The 5 ECS Decisions That Waste 6 Weeks (And What to Pick Instead)

I’ve been helping Python teams deploy to AWS for the past 2 years now. The pattern is always the same: a team has a working FastAPI or Django app running perfectly on their laptops with docker-compose up, and then someone says “let’s put this in ECS.” Six weeks later, they’re still arguing about whether to use Fargate or EC2.

The problem isn’t that ECS is hard. The problem is that teams treat infrastructure decisions like they’re permanent. They’re not.

Last year I worked with a startup that spent 5 weeks evaluating container orchestration options. Five weeks. They had a working app. They had paying customers waiting. But the engineering team was stuck in an endless loop of “what if we need to scale?” and “shouldn’t we future-proof this?”

They launched on Fargate. It took 3 days once they stopped debating.

Here are the 5 decisions that waste the most time and what I tell every client to pick.

Fargate vs EC2: Just Use Fargate

This one wastes more time than all the others combined.

I get it. EC2 looks cheaper on paper. You can run the numbers, build a spreadsheet, show that at 50 containers you’ll save $400/month with EC2. The finance person gets excited. Someone mentions spot instances. Now you’re three meetings deep into capacity planning for traffic you don’t have yet.

Here’s what actually happens with EC2: you spend a week figuring out instance types, another week on auto-scaling groups, then you hit some weird issue where your containers won’t place because the bin-packing algorithm can’t find space, and suddenly your “cheaper” option has eaten two sprints of engineering time.

Fargate just works. You tell it how much CPU and memory you need, and it runs your container. No instances to manage, no patching, no capacity planning.

“But it’s more expensive!”

Sure. Maybe 20-30% more at scale. But you’re not at scale. You’re trying to ship. And even if Fargate costs you an extra $200/month right now, that’s nothing compared to the $30k+ in engineering salaries you’re burning while debating this.

Python apps especially benefit from Fargate. Your Django app with Celery workers is memory-heavy and I/O bound. You’re not doing CPU-intensive work. Fargate lets you right-size memory without playing Tetris with EC2 instance types.

Pick Fargate. When you’re running 200 containers 24/7 and have real cost data, revisit. Until then, move on.

ECS Service Discovery: Use an Internal ALB

When your services need to talk to each other, AWS gives you three options: Cloud Map, internal ALB, or Service Connect. I’ve seen teams spend weeks evaluating all three, setting up proof-of-concepts, reading whitepapers.

Just use an internal ALB.

I know, it’s not great. It’s a load balancer. It’s been around forever. But that’s exactly why you should use it:

It gives you a stable DNS name your services can call
Health checks work out of the box
You get access logs for debugging
Every developer on your team already understands HTTP

Your FastAPI service calls http://api-internal.yourdomain.local/users and it just works. No service mesh. No Envoy sidecars. No DNS caching gotchas.

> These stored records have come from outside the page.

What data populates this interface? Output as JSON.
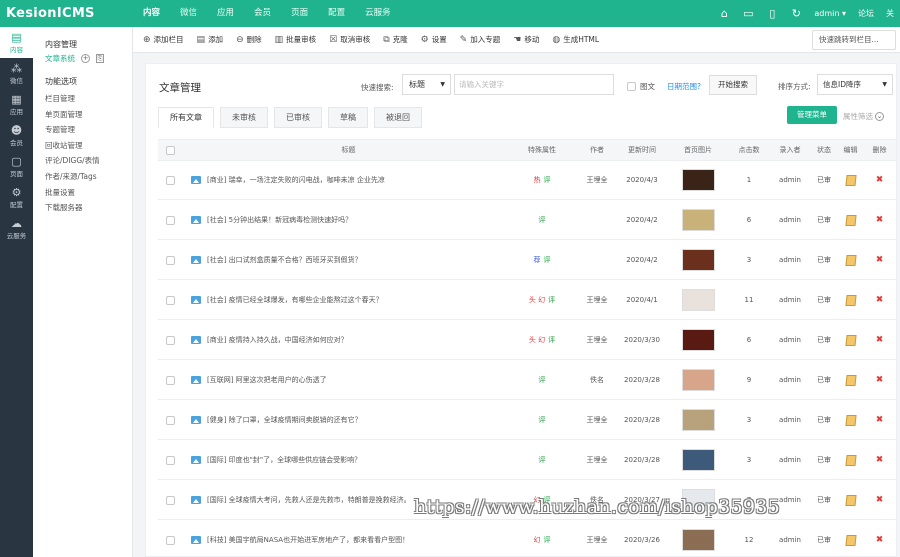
{
  "app": {
    "logo": "KesionICMS",
    "top_nav": [
      "内容",
      "微信",
      "应用",
      "会员",
      "页面",
      "配置",
      "云服务"
    ],
    "active_nav_index": 0,
    "user": "admin ▾",
    "forum": "论坛",
    "truncated": "关"
  },
  "iconbar": [
    {
      "label": "内容",
      "icon": "content-icon",
      "active": true
    },
    {
      "label": "微信",
      "icon": "wechat-icon",
      "active": false
    },
    {
      "label": "应用",
      "icon": "apps-icon",
      "active": false
    },
    {
      "label": "会员",
      "icon": "members-icon",
      "active": false
    },
    {
      "label": "页面",
      "icon": "page-icon",
      "active": false
    },
    {
      "label": "配置",
      "icon": "gear-icon",
      "active": false
    },
    {
      "label": "云服务",
      "icon": "cloud-icon",
      "active": false
    }
  ],
  "subnav": {
    "header": "内容管理",
    "active_item": "文章系统",
    "section": "功能选项",
    "items": [
      "栏目管理",
      "单页面管理",
      "专题管理",
      "回收站管理",
      "评论/DIGG/表情",
      "作者/来源/Tags",
      "批量设置",
      "下载服务器"
    ]
  },
  "toolbar": {
    "buttons": [
      {
        "label": "添加栏目",
        "icon": "add-circle-icon"
      },
      {
        "label": "添加",
        "icon": "document-add-icon"
      },
      {
        "label": "删除",
        "icon": "remove-circle-icon"
      },
      {
        "label": "批量审核",
        "icon": "batch-review-icon"
      },
      {
        "label": "取消审核",
        "icon": "cancel-review-icon"
      },
      {
        "label": "克隆",
        "icon": "clone-icon"
      },
      {
        "label": "设置",
        "icon": "settings-icon"
      },
      {
        "label": "加入专题",
        "icon": "pencil-icon"
      },
      {
        "label": "移动",
        "icon": "hand-icon"
      },
      {
        "label": "生成HTML",
        "icon": "globe-icon"
      }
    ],
    "jump": "快速跳转到栏目..."
  },
  "panel": {
    "title": "文章管理",
    "quick_search_label": "快速搜索:",
    "quick_search_value": "标题",
    "keyword_placeholder": "请输入关键字",
    "tuwen_label": "图文",
    "date_range": "日期范围?",
    "search_button": "开始搜索",
    "sort_label": "排序方式:",
    "sort_value": "信息ID降序",
    "tabs": [
      "所有文章",
      "未审核",
      "已审核",
      "草稿",
      "被退回"
    ],
    "active_tab": 0,
    "manage_menu": "管理菜单",
    "attr_filter": "属性筛选"
  },
  "table": {
    "headers": [
      "标题",
      "特殊属性",
      "作者",
      "更新时间",
      "首页图片",
      "点击数",
      "录入者",
      "状态",
      "编辑",
      "删除"
    ],
    "rows": [
      {
        "title": "[商业] 瑞幸，一场注定失败的闪电战，咖啡未凉 企业先凉",
        "attr_a": "热",
        "attr_b": "评",
        "author": "王埋全",
        "date": "2020/4/3",
        "thumb_color": "#3a2418",
        "hits": "1",
        "editor": "admin",
        "status": "已审"
      },
      {
        "title": "[社会] 5分钟出结果！新冠病毒检测快速好吗？",
        "attr_a": "",
        "attr_b": "评",
        "author": "",
        "date": "2020/4/2",
        "thumb_color": "#c9b27a",
        "hits": "6",
        "editor": "admin",
        "status": "已审"
      },
      {
        "title": "[社会] 出口试剂盒质量不合格？西班牙买到假货？",
        "attr_a": "荐",
        "attr_b": "评",
        "author": "",
        "date": "2020/4/2",
        "thumb_color": "#6b2f1e",
        "hits": "3",
        "editor": "admin",
        "status": "已审"
      },
      {
        "title": "[社会] 疫情已经全球爆发，有哪些企业能熬过这个春天？",
        "attr_a": "头 幻",
        "attr_b": "评",
        "author": "王埋全",
        "date": "2020/4/1",
        "thumb_color": "#e9e2dc",
        "hits": "11",
        "editor": "admin",
        "status": "已审"
      },
      {
        "title": "[商业] 疫情持入持久战，中国经济如何应对？",
        "attr_a": "头 幻",
        "attr_b": "评",
        "author": "王埋全",
        "date": "2020/3/30",
        "thumb_color": "#5a1a14",
        "hits": "6",
        "editor": "admin",
        "status": "已审"
      },
      {
        "title": "[互联网] 阿里这次把老用户的心伤透了",
        "attr_a": "",
        "attr_b": "评",
        "author": "佚名",
        "date": "2020/3/28",
        "thumb_color": "#d7a58a",
        "hits": "9",
        "editor": "admin",
        "status": "已审"
      },
      {
        "title": "[健身] 除了口罩，全球疫情期间卖脱销的还有它？",
        "attr_a": "",
        "attr_b": "评",
        "author": "王埋全",
        "date": "2020/3/28",
        "thumb_color": "#b8a27c",
        "hits": "3",
        "editor": "admin",
        "status": "已审"
      },
      {
        "title": "[国际] 印度也\"封\"了，全球哪些供应链会受影响？",
        "attr_a": "",
        "attr_b": "评",
        "author": "王埋全",
        "date": "2020/3/28",
        "thumb_color": "#3d5a7a",
        "hits": "3",
        "editor": "admin",
        "status": "已审"
      },
      {
        "title": "[国际] 全球疫情大考问，先救人还是先救市，特朗普是挽救经济。",
        "attr_a": "幻",
        "attr_b": "评",
        "author": "佚名",
        "date": "2020/3/27",
        "thumb_color": "#e5e8ec",
        "hits": "7",
        "editor": "admin",
        "status": "已审"
      },
      {
        "title": "[科技] 美国宇航局NASA也开始进军房地产了，都来看看户型图！",
        "attr_a": "幻",
        "attr_b": "评",
        "author": "王埋全",
        "date": "2020/3/26",
        "thumb_color": "#8a6d52",
        "hits": "12",
        "editor": "admin",
        "status": "已审"
      }
    ]
  },
  "watermark": "https://www.huzhan.com/ishop35935"
}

Cloud Map is fine, but I’ve debugged too many issues where services couldn’t find each other because of DNS TTL problems. Service Connect is powerful, but now you’re operating a service mesh. Do you really want to be debugging Envoy proxy configuration when your actual problem is a database query?

The internal ALB is boring. Boring is good. Boring means you’re debugging your application code instead of your infrastructure.

CI/CD for ECS: Use GitHub Actions

I’m gonna be honest here: if your code is on GitHub, use GitHub Actions. Don’t overthink this.

“But CodePipeline is AWS-native!”

Yes, and it requires you to set up a pipeline with Source, Build, and Deploy stages, configure IAM roles for each stage, create buildspec files, and wire everything together. It’s more YAML for the same result.

“But Jenkins gives us more control!”

It’s 2025. Please don’t set up a Jenkins server. You’ll spend more time maintaining Jenkins than deploying your app.

GitHub Actions has an official AWS action that handles ECS deployments:

- name: Deploy to ECS
  uses: aws-actions/amazon-ecs-deploy-task-definition@v1
  with:
    task-definition: task-definition.json
    service: my-service
    cluster: my-cluster
    wait-for-service-stability: true

That’s the whole thing. It registers your task definition, updates the service, and waits for the deployment to stabilize. AWS maintains it. It works.

Your deployment workflow lives in your repo, your team already knows GitHub Actions from running tests, and you’re not managing another piece of infrastructure. If you want to understand how these pipeline runners actually work internally, I wrote a deep dive on building a CI/CD pipeline runner from scratch in Python.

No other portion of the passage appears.